July 01, 2010  2:18pm

This article is a travesty...and an example of taking scriptures out of context for one's own purpose. There is also scripture that reveals that not one sparrow falls but that the Father observes it. The sparrow is part of God's creation. So why are we having this debate

Roger McKinney

July 01, 2010  12:15pm

John, Jubilee does not do away with private property. It strengthens it. In reality, Jubilee prevented people from selling property in the modern sense and allowed just leases for 49 years. Private ownership is not a guarantee; there are no guarantees. But it is certainly far better that state ownership. The Chevron and BP examples you gave prove my point. In both the state owns the land, not private individuals. Private ownership would not allow BP and Chevron to damage the land. And I make my point again: the greatest environmental damage happens where property rights are least respected. That is an historical fact.

John Holmes

June 30, 2010  8:04pm

Re converting all to private property - ie extinguished the Commons to ensure that all is well looked after. Sorry that is only remotely feasible if the concept of the Jubilee is also established and enforced. Having been in LandCare, private ownership is not a guarantee of good management. Likewise look at BP’s record in Nigeria, or Chevrons in SA re oil production. The company digs the hole keeps the profit and leaves. Private ownership is not necessarily the best system for management.

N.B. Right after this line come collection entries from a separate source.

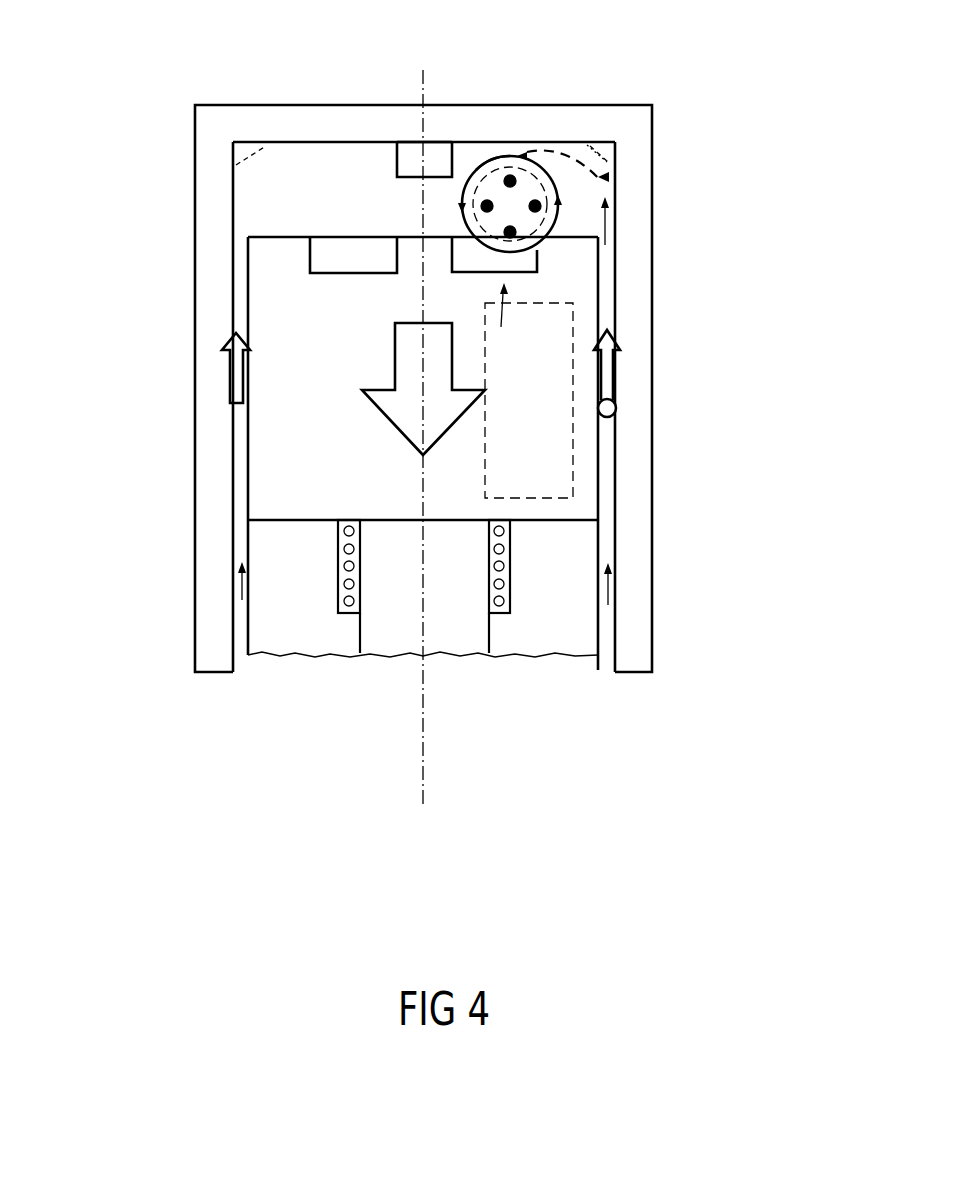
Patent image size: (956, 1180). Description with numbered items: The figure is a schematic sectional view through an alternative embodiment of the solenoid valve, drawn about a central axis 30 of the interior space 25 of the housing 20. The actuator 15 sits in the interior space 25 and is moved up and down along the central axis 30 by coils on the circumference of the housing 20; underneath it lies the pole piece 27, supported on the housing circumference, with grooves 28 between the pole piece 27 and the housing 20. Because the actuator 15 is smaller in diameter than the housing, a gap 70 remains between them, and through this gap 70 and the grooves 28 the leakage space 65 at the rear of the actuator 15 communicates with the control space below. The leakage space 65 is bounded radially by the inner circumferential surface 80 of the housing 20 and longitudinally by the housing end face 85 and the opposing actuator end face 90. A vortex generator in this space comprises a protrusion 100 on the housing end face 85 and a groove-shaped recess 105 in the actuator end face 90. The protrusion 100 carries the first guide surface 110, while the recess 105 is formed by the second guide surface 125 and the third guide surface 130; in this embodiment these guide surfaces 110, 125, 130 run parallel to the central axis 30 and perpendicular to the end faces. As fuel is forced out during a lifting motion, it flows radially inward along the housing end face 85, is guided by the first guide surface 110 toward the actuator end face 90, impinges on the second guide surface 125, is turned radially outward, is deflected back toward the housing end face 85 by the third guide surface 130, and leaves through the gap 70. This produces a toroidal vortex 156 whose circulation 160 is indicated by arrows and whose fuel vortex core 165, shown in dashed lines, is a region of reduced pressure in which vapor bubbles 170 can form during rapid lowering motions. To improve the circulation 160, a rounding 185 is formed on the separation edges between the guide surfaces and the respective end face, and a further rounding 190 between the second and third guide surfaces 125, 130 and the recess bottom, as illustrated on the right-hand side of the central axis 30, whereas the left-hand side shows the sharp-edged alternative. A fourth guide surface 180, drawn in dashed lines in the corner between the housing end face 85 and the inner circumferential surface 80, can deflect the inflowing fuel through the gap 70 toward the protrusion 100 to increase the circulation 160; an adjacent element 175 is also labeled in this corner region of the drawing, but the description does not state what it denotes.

The actuator 15 is at (573, 473).
The housing 20 is at (617, 409).
The interior space 25 is at (580, 613).
The pole piece 27 is at (297, 622).
The grooves 28 is at (240, 632).
The central axis 30 is at (424, 760).
The leakage space 65 is at (275, 183).
The gap 70 is at (608, 487).
The inner circumferential surface 80 is at (450, 612).
The housing end face 85 is at (582, 155).
The actuator end face 90 is at (529, 390).
The protrusion 100 is at (437, 147).
The recess 105 is at (345, 258).
The first guide surface 110 is at (492, 150).
The second guide surface 125 is at (353, 342).
The third guide surface 130 is at (312, 252).
The vortex 156 is at (604, 177).
The circulation 160 is at (458, 202).
The fuel vortex core 165 is at (462, 195).
The vapor bubbles 170 is at (535, 200).
The corner passage 175 is at (603, 162).
The fourth guide surface 180 is at (268, 148).
The rounding 185 is at (452, 240).
The further rounding 190 is at (452, 247).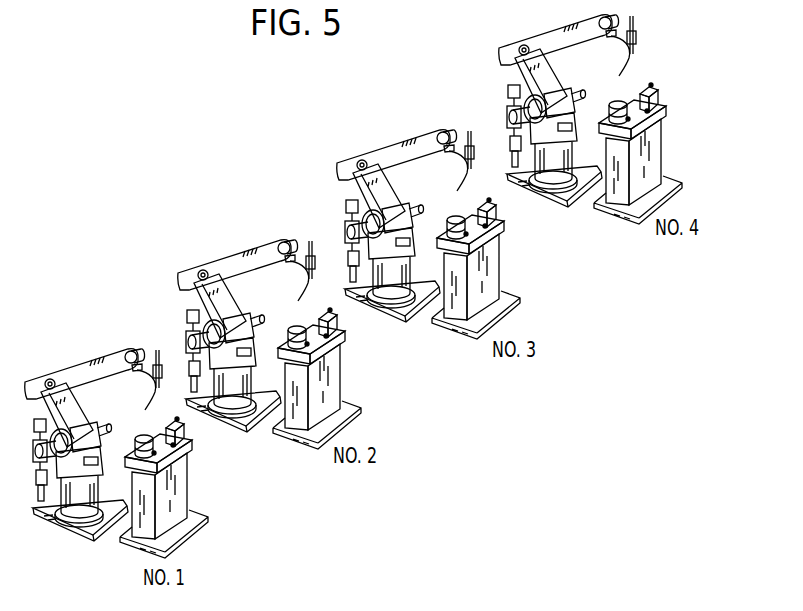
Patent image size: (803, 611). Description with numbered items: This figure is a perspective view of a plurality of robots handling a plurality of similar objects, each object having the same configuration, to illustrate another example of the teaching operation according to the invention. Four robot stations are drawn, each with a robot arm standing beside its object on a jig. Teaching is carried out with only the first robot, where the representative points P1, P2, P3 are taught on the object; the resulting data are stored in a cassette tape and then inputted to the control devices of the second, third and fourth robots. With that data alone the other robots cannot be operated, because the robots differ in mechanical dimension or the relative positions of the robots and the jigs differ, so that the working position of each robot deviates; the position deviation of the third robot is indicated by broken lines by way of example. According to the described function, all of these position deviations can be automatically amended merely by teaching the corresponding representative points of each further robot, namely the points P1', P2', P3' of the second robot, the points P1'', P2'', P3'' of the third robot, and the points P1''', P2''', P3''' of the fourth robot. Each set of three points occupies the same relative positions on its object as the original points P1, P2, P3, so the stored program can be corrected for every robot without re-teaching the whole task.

Rev. Dr. Fritz Traugott Kristbergs

June 30, 2010  3:18pm

Beisner's article is the most shallow justification of continuing to disrespect God's creation. I expect better thought, better theology, better humanity!

Dean Ohlman

June 30, 2010  3:03pm

I believe that both Mohler and Beisner, though saying some good and important things, miss the fact that there are spiritual-relational duties for Christians, such as evangelism, and there are material-creational duties that are expected of all people, Christian or not: procreating, parenting, providing food, shelter, and clothing, and caring for the creation. In fact, I would say that these material-creational duties are of the first order--and that we have either misunderstood or forgotten them. They, indeed, have priority over the spiritual-relational ones: they are simply what God expects of mankind. After all, sickly and dead Christians (the result of bad earthkeeping in many cases)who ignore the primary things make poor evangelists--especially the dead ones! I'd say it's time for us to bury the hatchet with those pagan environmentalists and simply tend to what God expects of all human beings. Then we would see that what Jonathan Merrit says is dead on.